[OpenBSD]

[Vorige: Authpf: Gebruiker-Shell voor Authentiserende Gateways] [Inhoud] [Volgende: Firewall voor Thuis of Klein Kantoor]

PF: Firewall Redundantie met CARP en pfsync


Inhoudsopgave


Inleiding tot CARP

CARP is het Common Address Redundancy Protocol. De hoofdbedoeling ervan is om meerdere hosts op hetzelfde netwerksegment toe te laten een IP adres te delen. CARP is een veilig, vrij alternatief voor het Virtual Router Redundancy Protocol (VRRP) en het Hot Standby Router Protocol (HSRP).
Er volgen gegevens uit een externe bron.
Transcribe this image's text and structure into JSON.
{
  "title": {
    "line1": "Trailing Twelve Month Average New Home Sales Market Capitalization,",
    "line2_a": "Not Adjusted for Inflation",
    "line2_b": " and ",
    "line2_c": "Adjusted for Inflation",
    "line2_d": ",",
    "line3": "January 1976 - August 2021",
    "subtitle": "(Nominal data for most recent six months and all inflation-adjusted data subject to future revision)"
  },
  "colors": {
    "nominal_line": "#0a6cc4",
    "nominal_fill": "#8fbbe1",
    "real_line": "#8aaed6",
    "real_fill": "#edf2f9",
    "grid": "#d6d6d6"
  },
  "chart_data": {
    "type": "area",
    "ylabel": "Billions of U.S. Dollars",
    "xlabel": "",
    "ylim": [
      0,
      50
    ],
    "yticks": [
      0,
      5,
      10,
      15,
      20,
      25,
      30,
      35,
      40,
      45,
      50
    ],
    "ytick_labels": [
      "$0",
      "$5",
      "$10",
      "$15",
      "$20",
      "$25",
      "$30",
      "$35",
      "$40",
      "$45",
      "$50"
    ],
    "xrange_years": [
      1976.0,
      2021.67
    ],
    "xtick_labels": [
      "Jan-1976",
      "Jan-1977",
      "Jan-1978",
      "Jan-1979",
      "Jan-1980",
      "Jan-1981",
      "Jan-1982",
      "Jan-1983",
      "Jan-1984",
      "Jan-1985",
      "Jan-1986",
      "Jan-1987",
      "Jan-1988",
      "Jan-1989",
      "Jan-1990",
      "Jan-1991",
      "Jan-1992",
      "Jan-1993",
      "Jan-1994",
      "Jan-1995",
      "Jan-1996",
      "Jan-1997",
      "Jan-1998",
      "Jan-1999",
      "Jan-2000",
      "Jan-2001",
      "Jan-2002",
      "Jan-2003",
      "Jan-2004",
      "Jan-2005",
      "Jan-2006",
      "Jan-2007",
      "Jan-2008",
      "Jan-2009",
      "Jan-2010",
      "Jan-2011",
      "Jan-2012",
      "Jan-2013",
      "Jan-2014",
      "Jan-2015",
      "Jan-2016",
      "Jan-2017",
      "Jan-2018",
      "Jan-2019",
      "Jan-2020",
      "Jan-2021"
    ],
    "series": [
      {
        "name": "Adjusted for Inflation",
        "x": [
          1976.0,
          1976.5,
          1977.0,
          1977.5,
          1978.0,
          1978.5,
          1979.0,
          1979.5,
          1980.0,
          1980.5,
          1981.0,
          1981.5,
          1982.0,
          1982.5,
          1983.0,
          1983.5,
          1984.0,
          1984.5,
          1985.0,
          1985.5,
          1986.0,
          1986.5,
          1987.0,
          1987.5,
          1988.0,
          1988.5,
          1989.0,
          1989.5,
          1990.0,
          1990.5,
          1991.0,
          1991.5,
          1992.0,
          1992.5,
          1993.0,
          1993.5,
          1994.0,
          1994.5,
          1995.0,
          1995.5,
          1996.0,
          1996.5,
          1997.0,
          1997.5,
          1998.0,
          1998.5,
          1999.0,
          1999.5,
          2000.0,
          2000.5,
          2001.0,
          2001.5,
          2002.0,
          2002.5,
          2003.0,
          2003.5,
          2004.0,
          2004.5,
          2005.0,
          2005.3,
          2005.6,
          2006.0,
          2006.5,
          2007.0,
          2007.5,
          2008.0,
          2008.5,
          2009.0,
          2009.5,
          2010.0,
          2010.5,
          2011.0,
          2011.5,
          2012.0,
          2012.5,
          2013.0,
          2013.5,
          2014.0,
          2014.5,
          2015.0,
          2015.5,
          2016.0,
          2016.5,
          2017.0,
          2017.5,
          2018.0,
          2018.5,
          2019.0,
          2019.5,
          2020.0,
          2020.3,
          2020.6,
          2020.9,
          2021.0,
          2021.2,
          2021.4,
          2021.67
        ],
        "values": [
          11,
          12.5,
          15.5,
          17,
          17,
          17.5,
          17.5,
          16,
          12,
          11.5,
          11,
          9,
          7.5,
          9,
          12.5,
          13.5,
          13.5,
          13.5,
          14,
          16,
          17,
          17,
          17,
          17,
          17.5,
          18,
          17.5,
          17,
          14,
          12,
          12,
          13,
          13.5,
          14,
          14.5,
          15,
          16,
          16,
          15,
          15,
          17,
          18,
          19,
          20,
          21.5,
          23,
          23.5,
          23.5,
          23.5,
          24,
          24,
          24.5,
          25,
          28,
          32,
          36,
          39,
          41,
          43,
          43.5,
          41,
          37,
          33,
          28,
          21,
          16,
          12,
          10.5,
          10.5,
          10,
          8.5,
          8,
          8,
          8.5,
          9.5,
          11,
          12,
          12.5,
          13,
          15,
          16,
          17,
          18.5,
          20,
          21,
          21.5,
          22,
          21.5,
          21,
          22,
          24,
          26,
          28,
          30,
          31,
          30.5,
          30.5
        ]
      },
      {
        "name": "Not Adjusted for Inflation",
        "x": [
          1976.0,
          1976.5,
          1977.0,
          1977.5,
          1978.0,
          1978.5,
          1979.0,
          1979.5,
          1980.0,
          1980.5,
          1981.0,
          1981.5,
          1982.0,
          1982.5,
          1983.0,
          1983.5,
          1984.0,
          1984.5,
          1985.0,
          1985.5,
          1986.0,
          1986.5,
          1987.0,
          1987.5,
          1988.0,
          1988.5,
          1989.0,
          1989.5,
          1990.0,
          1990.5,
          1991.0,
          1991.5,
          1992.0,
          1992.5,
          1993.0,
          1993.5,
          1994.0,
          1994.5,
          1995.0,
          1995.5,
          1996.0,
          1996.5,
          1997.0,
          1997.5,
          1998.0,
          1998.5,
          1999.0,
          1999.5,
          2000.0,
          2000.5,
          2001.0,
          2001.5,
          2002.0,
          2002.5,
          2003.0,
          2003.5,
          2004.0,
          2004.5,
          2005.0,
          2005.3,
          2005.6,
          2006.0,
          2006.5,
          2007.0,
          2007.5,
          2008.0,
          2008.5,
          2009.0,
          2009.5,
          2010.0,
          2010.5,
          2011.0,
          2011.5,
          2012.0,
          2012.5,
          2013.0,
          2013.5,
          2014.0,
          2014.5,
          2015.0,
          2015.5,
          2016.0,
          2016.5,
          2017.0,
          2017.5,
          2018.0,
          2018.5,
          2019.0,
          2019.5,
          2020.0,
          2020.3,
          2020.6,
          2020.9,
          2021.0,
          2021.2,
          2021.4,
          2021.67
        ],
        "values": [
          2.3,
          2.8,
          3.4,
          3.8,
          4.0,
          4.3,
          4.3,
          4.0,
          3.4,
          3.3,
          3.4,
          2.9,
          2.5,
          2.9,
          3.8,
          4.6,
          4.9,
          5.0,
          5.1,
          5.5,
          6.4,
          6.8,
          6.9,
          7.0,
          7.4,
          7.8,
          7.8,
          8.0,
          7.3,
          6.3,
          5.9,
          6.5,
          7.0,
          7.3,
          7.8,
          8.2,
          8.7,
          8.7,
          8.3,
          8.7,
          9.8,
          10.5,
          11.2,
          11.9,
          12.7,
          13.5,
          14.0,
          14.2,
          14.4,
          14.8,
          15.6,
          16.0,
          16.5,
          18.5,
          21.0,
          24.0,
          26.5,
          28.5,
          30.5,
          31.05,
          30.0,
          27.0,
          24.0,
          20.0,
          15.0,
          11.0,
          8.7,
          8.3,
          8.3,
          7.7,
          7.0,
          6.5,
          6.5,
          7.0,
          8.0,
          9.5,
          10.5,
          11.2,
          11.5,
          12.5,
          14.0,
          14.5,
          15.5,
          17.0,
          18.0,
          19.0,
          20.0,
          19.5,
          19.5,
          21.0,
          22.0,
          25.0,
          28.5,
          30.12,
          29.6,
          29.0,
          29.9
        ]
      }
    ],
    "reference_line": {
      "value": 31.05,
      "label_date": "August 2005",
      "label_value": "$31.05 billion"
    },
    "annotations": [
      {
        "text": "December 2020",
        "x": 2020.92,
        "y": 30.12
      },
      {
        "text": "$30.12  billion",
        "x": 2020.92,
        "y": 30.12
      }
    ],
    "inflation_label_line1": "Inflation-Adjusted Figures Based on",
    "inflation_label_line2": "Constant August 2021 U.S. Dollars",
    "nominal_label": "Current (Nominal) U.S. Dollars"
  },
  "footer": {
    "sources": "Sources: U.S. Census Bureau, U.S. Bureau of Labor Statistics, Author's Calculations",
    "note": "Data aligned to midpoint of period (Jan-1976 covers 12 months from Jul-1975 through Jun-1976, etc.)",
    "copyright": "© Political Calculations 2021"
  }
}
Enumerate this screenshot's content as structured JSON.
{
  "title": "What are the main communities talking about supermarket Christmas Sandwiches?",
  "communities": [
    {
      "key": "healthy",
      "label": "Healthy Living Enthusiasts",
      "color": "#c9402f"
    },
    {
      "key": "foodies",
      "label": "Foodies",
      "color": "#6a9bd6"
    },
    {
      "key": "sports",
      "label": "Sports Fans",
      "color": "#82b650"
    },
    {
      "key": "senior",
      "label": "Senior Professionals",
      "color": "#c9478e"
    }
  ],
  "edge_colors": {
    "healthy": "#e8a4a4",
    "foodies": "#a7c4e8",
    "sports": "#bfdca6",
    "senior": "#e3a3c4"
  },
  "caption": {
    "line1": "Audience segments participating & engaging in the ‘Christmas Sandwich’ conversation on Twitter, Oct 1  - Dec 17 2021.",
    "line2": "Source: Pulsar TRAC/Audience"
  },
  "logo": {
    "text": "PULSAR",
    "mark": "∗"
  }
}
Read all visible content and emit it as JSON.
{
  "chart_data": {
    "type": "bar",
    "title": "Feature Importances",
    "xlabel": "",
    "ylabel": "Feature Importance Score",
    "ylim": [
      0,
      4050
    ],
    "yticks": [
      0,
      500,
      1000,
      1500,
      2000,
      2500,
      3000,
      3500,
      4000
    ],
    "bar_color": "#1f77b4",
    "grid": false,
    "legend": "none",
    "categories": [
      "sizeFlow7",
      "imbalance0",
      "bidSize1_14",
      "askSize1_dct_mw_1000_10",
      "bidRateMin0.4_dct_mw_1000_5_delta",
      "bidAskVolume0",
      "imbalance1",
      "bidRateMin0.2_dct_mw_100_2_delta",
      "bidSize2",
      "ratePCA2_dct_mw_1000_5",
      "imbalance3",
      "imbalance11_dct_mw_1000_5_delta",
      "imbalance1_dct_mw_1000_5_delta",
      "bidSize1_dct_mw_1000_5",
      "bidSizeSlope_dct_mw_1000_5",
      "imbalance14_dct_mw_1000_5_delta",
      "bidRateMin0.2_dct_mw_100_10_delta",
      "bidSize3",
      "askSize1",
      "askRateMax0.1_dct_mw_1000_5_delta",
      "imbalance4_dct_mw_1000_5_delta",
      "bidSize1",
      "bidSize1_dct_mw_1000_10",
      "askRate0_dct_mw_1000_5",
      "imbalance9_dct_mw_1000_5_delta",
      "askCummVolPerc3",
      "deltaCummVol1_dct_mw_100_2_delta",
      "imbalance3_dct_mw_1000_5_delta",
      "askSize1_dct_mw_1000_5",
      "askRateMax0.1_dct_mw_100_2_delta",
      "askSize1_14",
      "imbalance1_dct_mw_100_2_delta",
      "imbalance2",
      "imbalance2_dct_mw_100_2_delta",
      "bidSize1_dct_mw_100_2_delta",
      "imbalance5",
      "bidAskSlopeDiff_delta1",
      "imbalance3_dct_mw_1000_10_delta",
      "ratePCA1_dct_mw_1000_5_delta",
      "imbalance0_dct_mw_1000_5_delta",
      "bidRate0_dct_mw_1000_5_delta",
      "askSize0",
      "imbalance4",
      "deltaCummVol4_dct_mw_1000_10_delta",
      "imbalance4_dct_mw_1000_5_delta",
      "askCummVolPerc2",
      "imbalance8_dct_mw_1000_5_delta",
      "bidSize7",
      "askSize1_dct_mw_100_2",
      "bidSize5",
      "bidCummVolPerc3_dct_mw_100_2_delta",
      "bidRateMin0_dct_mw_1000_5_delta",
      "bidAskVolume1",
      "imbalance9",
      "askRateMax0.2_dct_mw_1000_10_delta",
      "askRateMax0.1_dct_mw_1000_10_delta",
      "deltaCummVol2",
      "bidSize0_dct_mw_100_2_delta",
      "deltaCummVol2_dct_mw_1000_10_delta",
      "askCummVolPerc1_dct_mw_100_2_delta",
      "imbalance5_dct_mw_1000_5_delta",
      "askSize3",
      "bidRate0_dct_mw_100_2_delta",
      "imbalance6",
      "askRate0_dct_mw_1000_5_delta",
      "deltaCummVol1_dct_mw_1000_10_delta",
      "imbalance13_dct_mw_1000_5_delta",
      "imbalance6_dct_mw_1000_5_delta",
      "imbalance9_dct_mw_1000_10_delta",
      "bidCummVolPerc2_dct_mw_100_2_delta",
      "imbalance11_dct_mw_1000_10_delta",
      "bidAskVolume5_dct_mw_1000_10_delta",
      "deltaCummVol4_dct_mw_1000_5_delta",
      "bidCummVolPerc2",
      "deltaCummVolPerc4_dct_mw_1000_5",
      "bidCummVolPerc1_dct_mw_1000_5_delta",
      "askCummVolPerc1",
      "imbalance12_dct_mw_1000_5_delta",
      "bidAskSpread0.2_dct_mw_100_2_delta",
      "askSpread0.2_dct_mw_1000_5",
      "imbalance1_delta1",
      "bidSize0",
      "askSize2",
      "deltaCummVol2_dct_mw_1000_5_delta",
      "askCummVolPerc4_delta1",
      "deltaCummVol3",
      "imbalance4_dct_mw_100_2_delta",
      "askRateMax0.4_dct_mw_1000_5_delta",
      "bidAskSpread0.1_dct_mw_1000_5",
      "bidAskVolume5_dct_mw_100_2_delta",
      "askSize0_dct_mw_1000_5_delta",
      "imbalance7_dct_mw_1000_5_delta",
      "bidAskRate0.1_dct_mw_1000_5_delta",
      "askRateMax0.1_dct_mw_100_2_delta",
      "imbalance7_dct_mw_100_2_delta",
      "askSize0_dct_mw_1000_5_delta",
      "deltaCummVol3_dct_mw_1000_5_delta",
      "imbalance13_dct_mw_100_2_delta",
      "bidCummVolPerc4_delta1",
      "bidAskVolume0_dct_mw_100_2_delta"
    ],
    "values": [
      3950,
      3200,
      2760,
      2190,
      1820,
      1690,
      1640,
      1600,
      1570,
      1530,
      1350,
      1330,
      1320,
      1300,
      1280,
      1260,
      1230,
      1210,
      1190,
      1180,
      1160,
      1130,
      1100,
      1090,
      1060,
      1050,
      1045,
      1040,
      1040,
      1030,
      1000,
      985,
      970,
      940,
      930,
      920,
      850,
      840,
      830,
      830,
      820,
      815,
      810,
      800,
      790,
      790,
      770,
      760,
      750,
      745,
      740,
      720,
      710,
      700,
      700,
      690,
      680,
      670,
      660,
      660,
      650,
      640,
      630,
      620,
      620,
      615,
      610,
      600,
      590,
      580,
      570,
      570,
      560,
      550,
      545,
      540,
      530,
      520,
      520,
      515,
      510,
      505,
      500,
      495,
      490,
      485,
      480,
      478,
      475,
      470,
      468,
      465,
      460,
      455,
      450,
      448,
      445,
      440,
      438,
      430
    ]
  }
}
CARP werkt door een groep hosts op hetzelfde netwerksegment toe te laten een IP adres te delen. Deze groep van hosts wordt een "redundantiegroep" genoemd. Aan de redundantiegroep wordt een IP adres toegekend dat tussen de groepsleden gedeeld wordt. Binnen de groep wordt één host tot "master" benoemd en de rest tot "backups". De master host is degene die momenteel het gedeelde IP "bezit"; hij antwoordt op gelijk welk verkeer of ARP aanvragen die ernaar gericht zijn. Elke host kan tot meer dan één redundantiegroep tegelijk behoren.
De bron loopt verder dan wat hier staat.